Although tuberculosis infection rates are falling, nearly 9 million new cases were reported worldwide in 2011 and 1.4 million people died from the disease, according to the World Health Organization. More than 10,000 new cases and about 500 deaths were reported in the United States that year.
The Vanderbilt Tuberculosis Center has been established to improve treatment and prevention of this often fatal disease. Dr. Timothy Sterling, the David E. Rogers Professor of Medicine, is director of the center.

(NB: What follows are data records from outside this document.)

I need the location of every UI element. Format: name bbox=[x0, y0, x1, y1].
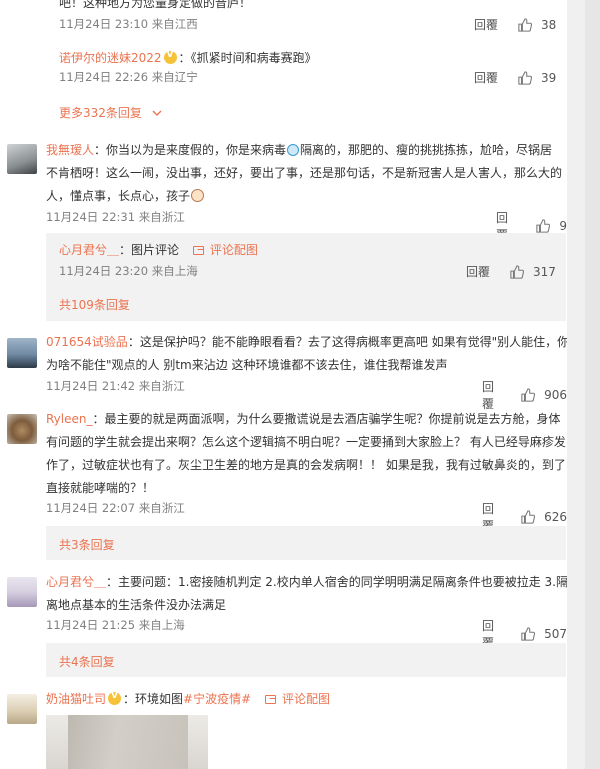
comment-meta: 11月24日 23:10 来自江西 bbox=[59, 17, 198, 31]
image-link-label: 评论配图 bbox=[209, 243, 258, 257]
like-count: 39 bbox=[541, 70, 557, 85]
comment-text: 有问题的学生就会提出来啊？怎么这个逻辑搞不明白呢？一定要捅到大家脸上？ 有人已经… bbox=[46, 435, 566, 449]
scrollbar-track[interactable] bbox=[585, 0, 600, 769]
comment-actions: 回覆 38 bbox=[474, 16, 556, 33]
more-replies-link[interactable]: 更多332条回复 bbox=[59, 104, 162, 121]
comment-line: 心月君兮＿：主要问题：1.密接随机判定 2.校内单人宿舍的同学明明满足隔离条件也… bbox=[46, 573, 568, 590]
hashtag-link[interactable]: #宁波疫情# bbox=[183, 692, 251, 706]
comment-image-link[interactable]: 评论配图 bbox=[192, 243, 258, 257]
like-button[interactable]: 38 bbox=[518, 18, 556, 32]
reply-actions: 回覆 39 bbox=[474, 69, 556, 86]
comment-text: 直接就能哮喘的？！ bbox=[46, 481, 155, 495]
thumb-up-icon bbox=[521, 627, 536, 641]
chevron-down-icon bbox=[152, 110, 162, 116]
comment-text: ：主要问题：1.密接随机判定 2.校内单人宿舍的同学明明满足隔离条件也要被拉走 … bbox=[106, 575, 568, 589]
comment-text: ：环境如图 bbox=[123, 692, 184, 706]
comment-panel: 吧！这种地方为您量身定做的音庐！ 11月24日 23:10 来自江西 回覆 38… bbox=[0, 0, 569, 769]
reply-button[interactable]: 回覆 bbox=[474, 69, 498, 86]
reply-actions: 回覆 317 bbox=[466, 263, 556, 280]
reply-text: ：图片评论 bbox=[119, 243, 180, 257]
reply-colon: ： bbox=[178, 51, 191, 65]
reply-button[interactable]: 回覆 bbox=[466, 263, 490, 280]
image-icon bbox=[192, 246, 204, 255]
comment-meta: 11月24日 22:31 来自浙江 bbox=[46, 210, 185, 224]
comment-text: 离地点基本的生活条件没办法满足 bbox=[46, 598, 227, 612]
comment-line: 我無瑷人：你当以为是来度假的，你是来病毒 隔离的，那肥的、瘦的挑挑拣拣，尬哈，尽锅… bbox=[46, 141, 552, 158]
comment-username[interactable]: Ryleen_ bbox=[46, 412, 93, 426]
comment-meta: 11月24日 21:42 来自浙江 bbox=[46, 379, 185, 393]
comment-text-tail: 吧！这种地方为您量身定做的音庐！ bbox=[59, 0, 252, 10]
sub-replies-box: 共3条回复 bbox=[46, 526, 566, 560]
comment-username[interactable]: 我無瑷人 bbox=[46, 143, 94, 157]
avatar[interactable] bbox=[7, 144, 37, 174]
comment-line: 人，懂点事，长点心，孩子 bbox=[46, 187, 205, 204]
more-replies-link[interactable]: 共3条回复 bbox=[59, 536, 115, 553]
comment-text: ：最主要的就是两面派啊，为什么要撒谎说是去酒店骗学生呢？你提前说是去方舱，身体 bbox=[92, 412, 561, 426]
reply-username[interactable]: 心月君兮＿ bbox=[59, 243, 119, 257]
comment-username[interactable]: 071654试验品 bbox=[46, 335, 128, 349]
avatar[interactable] bbox=[7, 694, 37, 724]
comment-line: 奶油猫吐司 ：环境如图#宁波疫情# 评论配图 bbox=[46, 690, 330, 707]
comment-text: ：你当以为是来度假的，你是来病毒 bbox=[94, 143, 287, 157]
vip-badge-icon bbox=[108, 691, 122, 705]
thumb-up-icon bbox=[521, 388, 536, 402]
like-count: 317 bbox=[533, 264, 556, 279]
reply-item: 诺伊尔的迷妹2022 ：《抓紧时间和病毒赛跑》 bbox=[59, 49, 317, 66]
like-button[interactable]: 906 bbox=[521, 388, 567, 402]
comment-text: 人，懂点事，长点心，孩子 bbox=[46, 189, 191, 203]
image-link-label: 评论配图 bbox=[281, 692, 330, 706]
avatar[interactable] bbox=[7, 338, 37, 368]
reply-button[interactable]: 回覆 bbox=[482, 378, 501, 412]
more-replies-label: 更多332条回复 bbox=[59, 106, 142, 120]
reply-username[interactable]: 诺伊尔的迷妹2022 bbox=[59, 51, 162, 65]
comment-meta: 11月24日 21:25 来自上海 bbox=[46, 618, 185, 632]
comment-line: Ryleen_：最主要的就是两面派啊，为什么要撒谎说是去酒店骗学生呢？你提前说是… bbox=[46, 410, 561, 427]
sub-reply: 心月君兮＿：图片评论 评论配图 bbox=[59, 241, 258, 258]
comment-text: ：这是保护吗？能不能睁眼看看？去了这得病概率更高吧 如果有觉得"别人能住，你 bbox=[127, 335, 570, 349]
mask-emoji-icon bbox=[287, 144, 300, 156]
comment-text: 不肯栖呀！这么一闹，没出事，还好，要出了事，还是那句话，不是新冠害人是人害人，那… bbox=[46, 166, 563, 180]
reply-meta: 11月24日 23:20 来自上海 bbox=[59, 264, 198, 278]
comment-text: 作了，过敏症状也有了。灰尘卫生差的地方是真的会发病啊！！ 如果是我，我有过敏鼻炎… bbox=[46, 458, 566, 472]
like-button[interactable]: 317 bbox=[510, 265, 556, 279]
like-button[interactable]: 507 bbox=[521, 627, 567, 641]
thumb-up-icon bbox=[521, 510, 536, 524]
like-button[interactable]: 39 bbox=[518, 71, 556, 85]
thumb-up-icon bbox=[518, 70, 533, 85]
comment-image-thumbnail[interactable] bbox=[46, 715, 208, 769]
reply-meta: 11月24日 22:26 来自辽宁 bbox=[59, 70, 198, 84]
avatar[interactable] bbox=[7, 414, 37, 444]
comment-text: 为啥不能住"观点的人 别tm来沾边 这种环境谁都不该去住，谁住我帮谁发声 bbox=[46, 358, 448, 372]
like-count: 906 bbox=[544, 388, 567, 402]
thumb-up-icon bbox=[536, 219, 551, 233]
like-button[interactable]: 9 bbox=[536, 219, 567, 233]
image-icon bbox=[264, 695, 276, 704]
reply-button[interactable]: 回覆 bbox=[474, 16, 498, 33]
baby-emoji-icon bbox=[191, 189, 205, 202]
more-replies-link[interactable]: 共4条回复 bbox=[59, 653, 115, 670]
sub-replies-box: 共4条回复 bbox=[46, 643, 566, 677]
more-replies-link[interactable]: 共109条回复 bbox=[59, 296, 130, 313]
comment-username[interactable]: 奶油猫吐司 bbox=[46, 692, 106, 706]
reply-text: 《抓紧时间和病毒赛跑》 bbox=[190, 51, 317, 65]
comment-username[interactable]: 心月君兮＿ bbox=[46, 575, 106, 589]
like-count: 507 bbox=[544, 627, 567, 641]
like-button[interactable]: 626 bbox=[521, 510, 567, 524]
avatar[interactable] bbox=[7, 577, 37, 607]
like-count: 9 bbox=[559, 219, 567, 233]
like-count: 626 bbox=[544, 510, 567, 524]
thumb-up-icon bbox=[518, 17, 533, 32]
sub-replies-box: 心月君兮＿：图片评论 评论配图 11月24日 23:20 来自上海 回覆 317… bbox=[46, 233, 566, 321]
comment-line: 071654试验品：这是保护吗？能不能睁眼看看？去了这得病概率更高吧 如果有觉得… bbox=[46, 333, 569, 350]
vip-badge-icon bbox=[163, 50, 177, 64]
page-scrollbar[interactable] bbox=[567, 0, 600, 769]
comment-meta: 11月24日 22:07 来自浙江 bbox=[46, 501, 185, 515]
comment-text: 隔离的，那肥的、瘦的挑挑拣拣，尬哈，尽锅居 bbox=[300, 143, 553, 157]
thumb-up-icon bbox=[510, 264, 525, 279]
comment-image-link[interactable]: 评论配图 bbox=[264, 692, 330, 706]
comment-actions: 回覆 906 bbox=[482, 378, 567, 412]
like-count: 38 bbox=[541, 17, 557, 32]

His research has significantly advanced treatment and prevention of the highly infectious bacterial disease, which primarily attacks the lungs.
Administratively housed within the Vanderbilt Institute for Global Health, the new center provides a focal point for collaborative research with the Metro Nashville Public Health Department and Tennessee Department of Health, and with international partners in Africa, Asia and Latin America.

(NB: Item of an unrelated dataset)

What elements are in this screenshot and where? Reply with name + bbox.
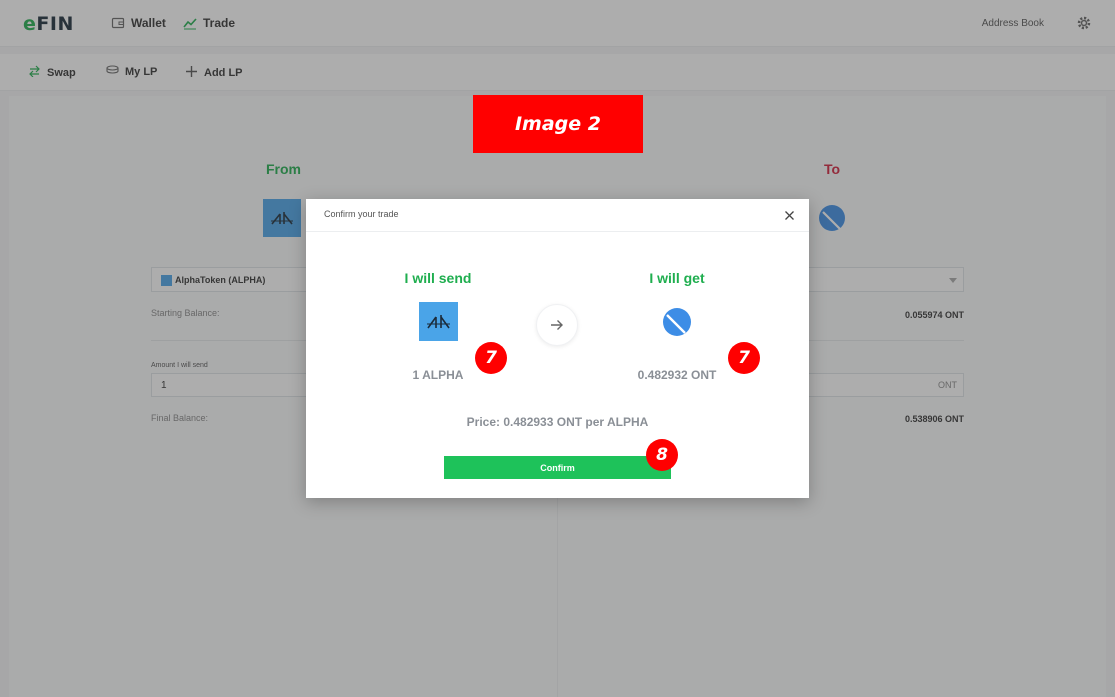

Vanderbilt already participates in TB research in Latin America through the Tuberculosis Trials Consortium and the Caribbean, Central and South America (CCASA) network. Projects in Africa are underway in Mozambique, Nigeria, South Africa and Zambia, and new projects are planned in China, India, Vietnam and in South Africa, through the KwaZulu-Natal Research Institute for TB and HIV in Durban.
Closer to home the new center has forged alliances with the Vanderbilt Institute for Medicine and Public Health and the infectious disease divisions in the departments of medicine and pediatrics.